Virtual Machines stop communicating over the Linux bridge when using Emulex Network cards
Environment
- Red Hat Enterprise Linux
- Virtual Machines running on the host via KVM and connected via the Linux software bridge
- Emulex NICs
Issue
On a physical host that runs a number of virtual machines connected externally via a bridge we observe that traffic between a VM and the external network suddenly stops working. The host NICs used in the bridge are produced by Emulex.
Resolution
The issue is that certain cards reflect packets back from where they arrived when SR-IOV is enabled. For a more complete explanation on the software bridge behaviour, please see: https://access.redhat.com/site/solutions/750553
There are two reasons why this can happen:
SR-IOV is enabled in the PXE BIOS of the card:
Via the command lspci -vvv we can observe when SR-IOV is enabled in the NIC's BIOS. In the section related to the network card we will see the following (as opposed to 0 VFs when the card is not SR-IOV enabled):
Initial VFs: 32, Total VFs: 32, Number of VFs: 32, Function Dependency Link: 00
Disabling SR-IOV in the NIC's BIOS will restore connectivity.
SR-IOV is disabled in the NIC but the host is an HP Blade.
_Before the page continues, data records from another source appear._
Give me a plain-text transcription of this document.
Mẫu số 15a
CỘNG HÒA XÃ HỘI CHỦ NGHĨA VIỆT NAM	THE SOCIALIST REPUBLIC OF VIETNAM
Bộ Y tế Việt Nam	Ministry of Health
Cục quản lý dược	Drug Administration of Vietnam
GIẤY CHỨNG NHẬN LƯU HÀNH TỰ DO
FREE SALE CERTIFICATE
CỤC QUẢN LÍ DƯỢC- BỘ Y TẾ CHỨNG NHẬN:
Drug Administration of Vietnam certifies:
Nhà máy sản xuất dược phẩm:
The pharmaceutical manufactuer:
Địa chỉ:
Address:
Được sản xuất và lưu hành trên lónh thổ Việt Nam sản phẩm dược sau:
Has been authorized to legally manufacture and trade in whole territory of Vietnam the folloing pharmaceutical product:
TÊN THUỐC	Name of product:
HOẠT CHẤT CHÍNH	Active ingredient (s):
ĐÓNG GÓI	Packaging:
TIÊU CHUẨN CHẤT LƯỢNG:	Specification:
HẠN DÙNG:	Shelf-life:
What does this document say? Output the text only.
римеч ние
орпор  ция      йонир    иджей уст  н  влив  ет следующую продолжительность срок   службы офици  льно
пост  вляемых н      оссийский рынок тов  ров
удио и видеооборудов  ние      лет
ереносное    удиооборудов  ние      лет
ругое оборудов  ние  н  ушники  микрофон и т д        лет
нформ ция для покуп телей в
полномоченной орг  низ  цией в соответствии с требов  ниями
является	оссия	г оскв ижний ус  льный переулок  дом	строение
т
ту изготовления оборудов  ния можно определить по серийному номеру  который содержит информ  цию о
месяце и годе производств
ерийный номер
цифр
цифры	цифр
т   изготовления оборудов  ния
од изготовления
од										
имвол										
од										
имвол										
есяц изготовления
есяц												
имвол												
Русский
Networking is managed via Virtual Connect
In this case lspci -vvv will seemingly show that SR-IOV is disabled:
Initial VFs: 0, Total VFs: 0, Number of VFs: 0, Function Dependency Link: 00
In this case disabling SR-IOV via the NIC PXE BIOS is not enough and SR-IOV must also be disabled via the Virtual Connect Manager. Currently, there is no way from the Operating System to infer if SR-IOV is enabled in the Virtual Connect. A bugzilla asking for this information to be exported to the OS has been filed. This can be done by setting PXE=Disabled for the network interfaces in the Virtual Connect blade profile.
NIC firmware version
NIC firmware for HP part number 554FLB under version 4.9.311.20 has the Advanced Mode disabled by default, which can turn off the SR-IOV functionality.
Upgrading to this firmware version or later, and ensuring that Advanced Mode and SR-IOV are off, should resolve the issue.
A related HP-specific advisory is Content from h20565.www2.hp.com is not included.c04267968
Workaround
A possible workaround until SR-IOV is fully disabled is to make the bridge work like a hub via brctl setageing <bridge> 0. This causes the bridge to behave like a hub and flood the packet to all the ports (except the one, which the packet has arrived on) for every packet. This can have a performance impact as all packets need to be sent to all ports and a security one, because each virtual machine will see packets destined for all the other virtual machines as well.
Root Cause
This issue occurs due to the way the virtual Ethernet bridge in Emulex Network cards works. All transmitted broadcast packets are looped back by the controller. This affects the functionality of the Linux software bridge, as it appears as if the same ARP broadcast packets are received on two different interfaces. Note, that this happens only on cards that loop back all the broadcast packets. If the NIC does not do that, even with SR-IOV enabled, this specific issue won't be present.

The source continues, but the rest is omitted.